Investigation 8: Analyzing and Graphing Relationships
Investigation 8: Analyzing and Graphing Relationships in Grade 4 Saxon Math Intermediate 4 teaches students to identify the rule connecting paired values in a table, write it as an equation, and visualize it on a graph. For example, a table showing hours worked versus amount earned — (1, 15), (2, 30), (3, 45) — reveals the rule multiply x by 15, giving the equation y = 15x. Students learn to check the rule against multiple rows before accepting it, write it symbolically, and understand that the same pattern can be expressed as a table, an equation, or a graph. This builds core algebraic reasoning skills.
Key Concepts
New Concept Now we will learn how to write an equation to represent the relationship in the table.

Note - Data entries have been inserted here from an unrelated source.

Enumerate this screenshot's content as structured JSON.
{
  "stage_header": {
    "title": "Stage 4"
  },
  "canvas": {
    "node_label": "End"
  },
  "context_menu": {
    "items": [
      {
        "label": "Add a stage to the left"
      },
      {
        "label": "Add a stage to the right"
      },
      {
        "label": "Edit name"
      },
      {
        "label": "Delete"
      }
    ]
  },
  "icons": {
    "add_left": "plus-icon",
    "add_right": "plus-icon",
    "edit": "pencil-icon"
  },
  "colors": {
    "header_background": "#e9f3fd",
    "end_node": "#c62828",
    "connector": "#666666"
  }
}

What’s next Next, you’ll analyze relationships in tables, plot them on coordinate graphs, and write equations to represent the patterns you find.
Common Questions
How do you find the rule from a table of values?
Look at each pair: determine what operation on x produces y. Test the same operation on every pair to confirm consistency. For (1,15), (2,30), (3,45), the rule is y = 15x.
How do you write a relationship as an equation?
Once you identify the rule, express it symbolically. If y is always 15 times x, write y = 15x. Use variables to represent the general pattern.
Why must you check the rule on more than one row?
A rule that works for the first pair might not hold for others. Always verify with at least two additional pairs to confirm the pattern is consistent throughout the table.
How does a graph show the same relationship as a table?
Each row in the table becomes a point on the graph. Plotting all points reveals a visual pattern, often a straight line for rules like y = 15x.
What equation represents earning 15 dollars per hour?
y = 15x, where x is the number of hours worked and y is the total amount earned.